For the first few days in New York City, we walked around everywhere from the East Village to Central Park in order to get a sense of possible locations around Manhattan. Grand Central Terminal was the first location I settled upon, celebrating its 100th anniversary in 2013.
People are constantly streaming in and out of the station and it was exciting to be walking down 42nd Street with all the office workers at 9am, comparing my career to theirs.
The usual iconic view of Grand Central is from the inside and the spectacular main concourse. This outsider’s view, in a smoking area for office workers, is full of movement and colour, points of focus and different height levels.
Working within the tall avenues of skyscrapers meant their shadows were constantly shifting with the sun tracking round, giving short windows of opportunity to paint each section in full light.
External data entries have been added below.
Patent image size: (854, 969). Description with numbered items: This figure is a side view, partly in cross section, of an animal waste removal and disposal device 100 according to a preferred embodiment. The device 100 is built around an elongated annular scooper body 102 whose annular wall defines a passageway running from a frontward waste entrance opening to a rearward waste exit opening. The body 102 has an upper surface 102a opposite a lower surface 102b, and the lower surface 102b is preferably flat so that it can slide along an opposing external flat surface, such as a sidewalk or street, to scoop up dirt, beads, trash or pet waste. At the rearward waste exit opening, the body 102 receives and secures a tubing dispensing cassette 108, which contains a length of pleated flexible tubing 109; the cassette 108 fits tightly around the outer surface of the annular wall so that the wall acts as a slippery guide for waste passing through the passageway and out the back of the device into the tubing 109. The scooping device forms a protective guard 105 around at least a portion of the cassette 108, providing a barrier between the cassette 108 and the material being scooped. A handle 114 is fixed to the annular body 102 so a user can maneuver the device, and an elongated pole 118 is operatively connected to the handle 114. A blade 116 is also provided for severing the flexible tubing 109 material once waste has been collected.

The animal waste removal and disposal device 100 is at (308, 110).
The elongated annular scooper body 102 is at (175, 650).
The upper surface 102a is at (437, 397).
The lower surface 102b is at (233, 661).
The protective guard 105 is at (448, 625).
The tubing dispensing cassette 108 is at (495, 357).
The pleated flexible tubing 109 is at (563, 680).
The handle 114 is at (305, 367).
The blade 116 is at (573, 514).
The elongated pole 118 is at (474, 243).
While the sun was on my side of the street I painted the people and yellow taxis in the foreground, then as it shifted over I’d paint the light catching the station.
Using an American brand of Indian yellow for the first time worked well with the reflected sunlight of the golden stonework of Grand Central Terminal.
This was the first time on this trip we had moved paintings around using public transport, as we had been based within walking distance of all subjects in San Francisco and Las Vegas.
I learned lots of techniques on how to transport wet paintings in crowds of people, standing in the flex area of New York’s bendy busses and sandwiching multiple canvases together with spacers.